Playground stencils provide students with opportunities to engage with their environment to create play. Often, these stencils encourage self-directed play opportunities and students can be found playing alone or with their peers, creating and facilitating games amongst themselves.
Although not limited to recess times throughout the day, loose parts play is a natural fit for offering students another unstructured, play-based opportunity during the recess time. Check out our loose parts play landing page for more information!
INCREASING PHYSICAL ACTIVITY OPPORTUNITIES OUTSIDE OF SCHOOL HOURS
We connected students to Active School Travel, providing them with new ideas on how to move to and from school in a way that keeps them active and healthy. We also partnered with local recreation and community centres to provide passes for students and their families to visit the facilities and try out different programs.
Active School Travel (AST) encourages students to get outside and walk or wheel to school. Through AST, we work with the school and community to ensure safe routes to school within the community. This could look like changed traffic flow during high traffic times, no parking zones, bike safety courses, or many other things. There are even opportunities for students who don't live within the schools' walk zone to participate, such as by getting dropped off a few blocks from the school. Students who travel actively to school get in more physical activity per day, which can lead to better focus in class.
Partnering with recreation facilities not only increases the value of community, it also provides all families with access to physical activity — something that is a barrier, particularly for new Canadian families. It encourages the entire family to spend time together being active, which in turn can see students choosing to be active for life.

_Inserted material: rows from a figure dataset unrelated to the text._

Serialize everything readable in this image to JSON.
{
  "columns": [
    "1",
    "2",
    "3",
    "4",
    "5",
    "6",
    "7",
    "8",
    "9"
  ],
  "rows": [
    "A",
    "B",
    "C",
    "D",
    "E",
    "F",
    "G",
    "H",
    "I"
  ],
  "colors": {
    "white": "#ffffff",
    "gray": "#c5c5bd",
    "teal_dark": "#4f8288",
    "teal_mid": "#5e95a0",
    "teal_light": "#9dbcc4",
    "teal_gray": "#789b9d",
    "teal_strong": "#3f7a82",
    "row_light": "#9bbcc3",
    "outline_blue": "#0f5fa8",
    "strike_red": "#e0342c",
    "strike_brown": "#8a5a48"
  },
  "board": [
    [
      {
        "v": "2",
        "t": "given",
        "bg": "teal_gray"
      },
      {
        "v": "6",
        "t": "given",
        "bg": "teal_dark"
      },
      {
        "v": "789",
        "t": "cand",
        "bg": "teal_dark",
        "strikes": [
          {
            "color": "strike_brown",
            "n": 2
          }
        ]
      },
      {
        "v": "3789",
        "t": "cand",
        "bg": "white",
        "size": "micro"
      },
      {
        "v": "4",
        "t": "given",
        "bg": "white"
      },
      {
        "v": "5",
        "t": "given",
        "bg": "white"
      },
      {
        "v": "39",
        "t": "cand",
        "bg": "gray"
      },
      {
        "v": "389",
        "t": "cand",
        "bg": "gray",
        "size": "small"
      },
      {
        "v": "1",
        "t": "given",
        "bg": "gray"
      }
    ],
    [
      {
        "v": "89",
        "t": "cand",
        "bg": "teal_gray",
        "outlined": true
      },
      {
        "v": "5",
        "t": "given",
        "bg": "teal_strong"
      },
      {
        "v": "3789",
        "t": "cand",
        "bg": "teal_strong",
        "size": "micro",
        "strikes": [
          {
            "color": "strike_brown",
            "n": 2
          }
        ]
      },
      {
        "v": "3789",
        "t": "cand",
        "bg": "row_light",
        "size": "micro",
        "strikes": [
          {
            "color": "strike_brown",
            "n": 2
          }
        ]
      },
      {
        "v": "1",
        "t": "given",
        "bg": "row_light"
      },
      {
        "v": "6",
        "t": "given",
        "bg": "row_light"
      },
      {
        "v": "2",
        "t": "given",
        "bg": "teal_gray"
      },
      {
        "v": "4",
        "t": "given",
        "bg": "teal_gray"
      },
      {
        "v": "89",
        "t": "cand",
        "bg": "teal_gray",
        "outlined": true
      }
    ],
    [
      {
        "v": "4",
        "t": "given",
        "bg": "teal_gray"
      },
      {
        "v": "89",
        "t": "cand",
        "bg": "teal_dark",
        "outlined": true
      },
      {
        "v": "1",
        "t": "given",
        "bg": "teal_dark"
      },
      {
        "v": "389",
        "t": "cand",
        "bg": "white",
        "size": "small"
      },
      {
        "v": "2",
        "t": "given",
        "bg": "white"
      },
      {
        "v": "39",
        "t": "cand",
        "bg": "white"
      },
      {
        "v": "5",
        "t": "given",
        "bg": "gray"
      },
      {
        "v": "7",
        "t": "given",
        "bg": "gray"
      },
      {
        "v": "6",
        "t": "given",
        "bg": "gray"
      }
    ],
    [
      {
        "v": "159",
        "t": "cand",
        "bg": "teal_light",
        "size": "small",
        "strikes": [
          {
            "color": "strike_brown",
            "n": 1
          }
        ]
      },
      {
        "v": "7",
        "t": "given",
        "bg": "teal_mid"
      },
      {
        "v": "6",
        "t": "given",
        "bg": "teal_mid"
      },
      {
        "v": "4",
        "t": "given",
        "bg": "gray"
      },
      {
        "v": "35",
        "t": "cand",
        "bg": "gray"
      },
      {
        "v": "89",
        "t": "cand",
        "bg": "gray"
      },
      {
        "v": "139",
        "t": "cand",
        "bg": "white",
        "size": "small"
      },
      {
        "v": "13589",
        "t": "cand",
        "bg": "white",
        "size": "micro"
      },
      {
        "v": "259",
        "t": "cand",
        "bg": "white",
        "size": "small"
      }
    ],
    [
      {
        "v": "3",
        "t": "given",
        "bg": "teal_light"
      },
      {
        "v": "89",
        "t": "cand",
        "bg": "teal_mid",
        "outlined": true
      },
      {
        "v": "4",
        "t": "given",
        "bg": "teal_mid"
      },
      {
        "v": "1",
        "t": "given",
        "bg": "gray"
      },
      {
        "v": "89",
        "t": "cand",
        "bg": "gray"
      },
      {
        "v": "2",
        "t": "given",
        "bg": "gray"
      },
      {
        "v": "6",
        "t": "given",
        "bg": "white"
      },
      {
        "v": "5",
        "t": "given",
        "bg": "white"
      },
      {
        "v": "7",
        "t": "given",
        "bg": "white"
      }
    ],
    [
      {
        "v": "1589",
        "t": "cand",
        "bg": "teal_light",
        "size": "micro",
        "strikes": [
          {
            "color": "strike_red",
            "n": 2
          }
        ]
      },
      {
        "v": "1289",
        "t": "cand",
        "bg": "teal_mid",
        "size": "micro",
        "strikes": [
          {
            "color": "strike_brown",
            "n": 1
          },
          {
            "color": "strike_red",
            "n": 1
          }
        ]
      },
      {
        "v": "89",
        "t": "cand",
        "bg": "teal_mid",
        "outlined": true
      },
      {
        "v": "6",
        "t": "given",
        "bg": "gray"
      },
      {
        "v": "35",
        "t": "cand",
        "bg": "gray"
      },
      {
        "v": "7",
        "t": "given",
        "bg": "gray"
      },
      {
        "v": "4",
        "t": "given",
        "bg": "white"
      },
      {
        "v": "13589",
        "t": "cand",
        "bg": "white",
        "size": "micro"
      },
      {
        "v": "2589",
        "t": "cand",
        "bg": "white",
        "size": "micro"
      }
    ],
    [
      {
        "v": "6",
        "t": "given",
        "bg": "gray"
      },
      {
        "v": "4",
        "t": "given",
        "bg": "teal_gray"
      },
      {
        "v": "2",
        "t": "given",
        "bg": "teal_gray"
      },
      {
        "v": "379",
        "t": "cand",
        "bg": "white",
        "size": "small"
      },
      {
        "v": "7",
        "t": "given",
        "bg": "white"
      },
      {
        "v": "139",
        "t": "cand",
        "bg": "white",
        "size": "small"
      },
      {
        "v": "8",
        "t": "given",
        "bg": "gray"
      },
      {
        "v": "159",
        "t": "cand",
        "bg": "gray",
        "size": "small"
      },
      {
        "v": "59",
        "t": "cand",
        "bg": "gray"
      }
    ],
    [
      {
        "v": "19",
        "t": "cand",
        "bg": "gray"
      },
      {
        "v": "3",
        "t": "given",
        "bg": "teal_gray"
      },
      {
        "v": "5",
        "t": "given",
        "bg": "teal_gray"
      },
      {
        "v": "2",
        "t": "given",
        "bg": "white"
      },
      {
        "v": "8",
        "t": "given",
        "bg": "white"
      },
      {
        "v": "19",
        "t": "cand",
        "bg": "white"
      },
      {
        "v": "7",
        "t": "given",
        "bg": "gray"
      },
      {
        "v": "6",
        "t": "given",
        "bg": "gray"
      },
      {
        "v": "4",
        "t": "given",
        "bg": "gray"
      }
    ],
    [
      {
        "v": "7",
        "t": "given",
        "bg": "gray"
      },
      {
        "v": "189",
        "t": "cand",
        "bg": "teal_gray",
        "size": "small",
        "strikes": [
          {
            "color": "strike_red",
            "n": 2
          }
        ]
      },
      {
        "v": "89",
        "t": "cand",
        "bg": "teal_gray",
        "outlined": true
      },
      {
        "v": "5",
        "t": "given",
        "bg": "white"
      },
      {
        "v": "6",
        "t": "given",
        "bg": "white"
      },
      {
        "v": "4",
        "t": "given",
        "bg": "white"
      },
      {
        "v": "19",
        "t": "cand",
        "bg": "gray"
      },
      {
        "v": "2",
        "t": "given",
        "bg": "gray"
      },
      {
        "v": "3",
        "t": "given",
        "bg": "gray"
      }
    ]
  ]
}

INCREASING TEACHER KNOWLEDGE AND SELF-EFFICACY AROUND PHYSICAL ACTIVITY AND ASPECTS OF WELL-BEING
Providing professional learning is something Ever Active Schools has always done well, so it is a natural fit within the physical literacy mentorship. We provided teachers with presentations around Recess, Loose Parts Play, Social and Emotional Learning, and Activity Permissive Learning Environments. By increasing teacher confidence and competence to facilitate physical activity, we help to normalize physical activity throughout the school day as an integration with other learning.